3. Get a shell into the postgres container¶

docker compose -p postgres exec postgres bash

4. Load database dumps¶

If you have enough space to uncompress all datasets you have downloaded locally in the data folder, run this script:

./scripts/load_dumps.sh

If you have limited space and want to load databases one by one, do:

pg_restore -U postgres -h localhost -p 5432 -d DATASET_NAME /data/DATASET_NAME.dump

DATASET_NAME is in lowercase (e.g. cadets_e3).

Note

If you want to parse raw data and create database from scratch, please follow the guideline instead of running the above two commands.

Once databases are loaded, we won't need to touch this container anymore:

exit

Get into the PIDSMaker container¶

It is within the pids container that coding and experiments take place.

1. VSCode Devcontainer approach¶

For VSCode users, we recommend using the dev container extension to directly open VSCode in the container. To do so, simply install the extension, then ctrl+shift+P and Dev Containers: Open Folder in Container.

2. Manual approach¶

The other alternative is to load the container manually and open a shell directly in your terminal.

docker compose -f compose-pidsmaker.yml up -d --build
docker compose exec pids bash

It's in this container that the python env is installed and where the framework will be used.

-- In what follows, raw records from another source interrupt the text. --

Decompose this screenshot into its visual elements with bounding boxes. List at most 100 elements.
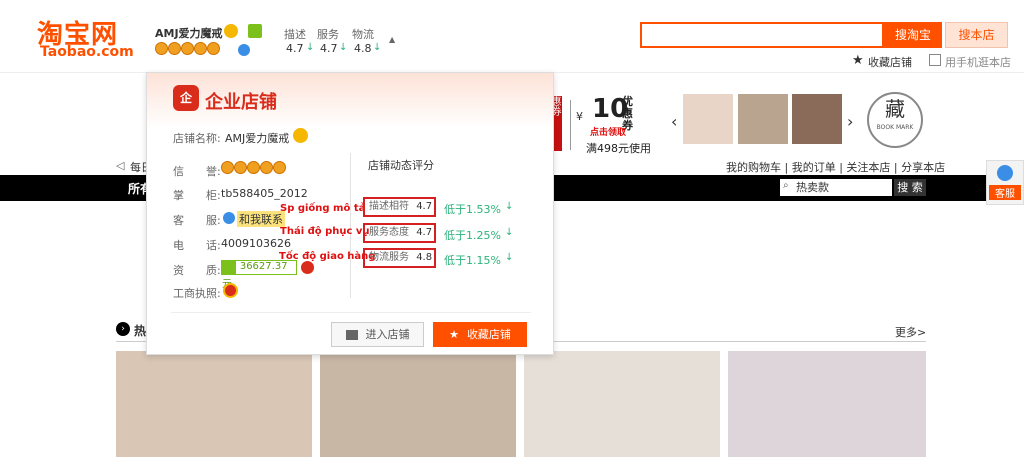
gold-badge-icon: [224, 24, 238, 38]
ratings-title: 店铺动态评分: [368, 159, 434, 172]
rating-annotation: Sp giống mô tả: [280, 203, 366, 214]
down-arrow-icon: ↓: [505, 252, 514, 263]
popup-title: 企业店铺: [205, 92, 277, 113]
contact-me-link[interactable]: 和我联系: [237, 211, 285, 227]
promo-click[interactable]: 点击领取: [590, 125, 626, 138]
my-cart-link[interactable]: 我的购物车: [726, 161, 781, 174]
license-label: 工商执照:: [173, 287, 221, 300]
qualification-label: 资 质:: [173, 264, 221, 277]
stat-value-desc: 4.7: [286, 42, 304, 55]
rating-score: 4.7: [416, 227, 433, 238]
promo-text: 满498元使用: [586, 142, 651, 155]
product-card[interactable]: [320, 351, 516, 457]
service-label: 客服: [989, 185, 1021, 200]
shop-info-popup: 企 企业店铺 店铺名称: AMJ爱力魔戒 信 誉: 掌 柜: tb588405_…: [146, 72, 554, 355]
rating-label: 服务态度: [369, 227, 409, 238]
stat-label-service: 服务: [317, 28, 339, 41]
taobao-logo-en[interactable]: Taobao.com: [40, 44, 134, 60]
banner-thumb[interactable]: [683, 94, 733, 144]
share-shop-link[interactable]: 分享本店: [901, 161, 945, 174]
star-icon: ★: [852, 53, 864, 68]
collect-shop-link[interactable]: 收藏店铺: [868, 54, 912, 70]
search-shop-button[interactable]: 搜本店: [945, 22, 1008, 48]
chevron-right-icon[interactable]: ›: [847, 112, 853, 131]
follow-shop-link[interactable]: 关注本店: [846, 161, 890, 174]
enter-shop-label: 进入店铺: [365, 328, 410, 341]
caret-up-icon[interactable]: ▲: [389, 35, 395, 44]
shop-search-input[interactable]: 热卖款: [780, 179, 892, 196]
down-arrow-icon: ↓: [505, 201, 514, 212]
service-label: 客 服:: [173, 214, 221, 227]
service-widget[interactable]: 客服: [986, 160, 1024, 205]
down-arrow-icon: ↓: [306, 42, 315, 53]
qr-code-icon: [929, 54, 941, 66]
banner-divider: [570, 100, 571, 150]
chevron-left-icon[interactable]: ‹: [671, 112, 677, 131]
down-arrow-icon: ↓: [505, 227, 514, 238]
search-icon: ⌕: [783, 180, 789, 191]
phone-value: 4009103626: [221, 237, 291, 250]
banner-thumb[interactable]: [738, 94, 788, 144]
rating-compare: 低于1.25%: [444, 229, 501, 242]
rating-compare: 低于1.15%: [444, 254, 501, 267]
product-card[interactable]: [116, 351, 312, 457]
rating-box-desc: 描述相符 4.7: [363, 197, 436, 217]
rating-score: 4.7: [416, 201, 433, 212]
phone-label: 电 话:: [173, 239, 221, 252]
rating-box-service: 服务态度 4.7: [363, 223, 436, 243]
star-icon: ★: [449, 328, 459, 341]
chevron-right-icon: ›: [116, 322, 130, 336]
search-input[interactable]: [640, 22, 884, 48]
rating-box-logistics: 物流服务 4.8: [363, 248, 436, 268]
bookmark-char: 藏: [885, 97, 905, 121]
enter-shop-button[interactable]: 进入店铺: [331, 322, 424, 347]
chat-icon: [223, 212, 235, 224]
shop-name-value: AMJ爱力魔戒: [225, 132, 290, 145]
stat-value-service: 4.7: [320, 42, 338, 55]
yen-sign: ¥: [576, 110, 583, 123]
headset-icon: [997, 165, 1013, 181]
nav-bar-left: [0, 175, 112, 201]
rating-annotation: Thái độ phục vụ: [280, 226, 370, 237]
gold-badge-icon: [293, 128, 308, 143]
verified-icon: [248, 24, 262, 38]
top-bar: [480, 0, 1020, 4]
license-icon[interactable]: [223, 283, 238, 298]
stat-label-logistics: 物流: [352, 28, 374, 41]
banner-thumb[interactable]: [792, 94, 842, 144]
product-card[interactable]: [728, 351, 926, 457]
deposit-badge: 36627.37元: [221, 260, 297, 290]
section-title: 热: [134, 324, 147, 338]
search-taobao-button[interactable]: 搜淘宝: [884, 22, 942, 48]
collect-shop-button[interactable]: ★ 收藏店铺: [433, 322, 527, 347]
keeper-value: tb588405_2012: [221, 187, 308, 200]
seller-name[interactable]: AMJ爱力魔戒: [155, 25, 223, 41]
shop-icon: [345, 330, 358, 340]
my-orders-link[interactable]: 我的订单: [792, 161, 836, 174]
rating-label: 描述相符: [369, 201, 409, 212]
rating-score: 4.8: [416, 252, 433, 263]
bookmark-text: BOOK MARK: [876, 124, 914, 131]
credit-label: 信 誉:: [173, 165, 221, 178]
down-arrow-icon: ↓: [373, 42, 382, 53]
credit-medals: [155, 42, 220, 58]
shop-name-label: 店铺名称:: [173, 132, 221, 145]
chat-icon[interactable]: [238, 44, 250, 56]
enterprise-shield-icon: 企: [173, 85, 199, 111]
shop-search-button[interactable]: 搜 索: [894, 179, 926, 196]
down-arrow-icon: ↓: [339, 42, 348, 53]
enterprise-badge-icon: [301, 261, 314, 274]
bookmark-badge[interactable]: 藏 BOOK MARK: [867, 92, 923, 148]
links-row: 我的购物车 | 我的订单 | 关注本店 | 分享本店: [726, 161, 946, 174]
rating-annotation: Tốc độ giao hàng: [279, 251, 376, 262]
mobile-shop-link[interactable]: 用手机逛本店: [945, 54, 1011, 70]
product-card[interactable]: [524, 351, 720, 457]
stat-label-desc: 描述: [284, 28, 306, 41]
collect-shop-label: 收藏店铺: [466, 328, 511, 341]
credit-medals: [221, 161, 286, 177]
rating-compare: 低于1.53%: [444, 203, 501, 216]
rating-label: 物流服务: [369, 252, 409, 263]
speaker-icon: ◁: [116, 159, 125, 172]
popup-footer-divider: [171, 312, 531, 313]
more-link[interactable]: 更多>: [895, 324, 926, 340]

Weights & Biases interface¶

W&B is used as the default interface to visualize and historize experiments, we highly encourage to use it. You can create an account if not already done. Log into your account from CLI by pasting your API key, obtained via your W&B dashboard:

wandb login

Then you can push the logs and results of experiments to the interface using the --wandb arg or when calling ./run.sh.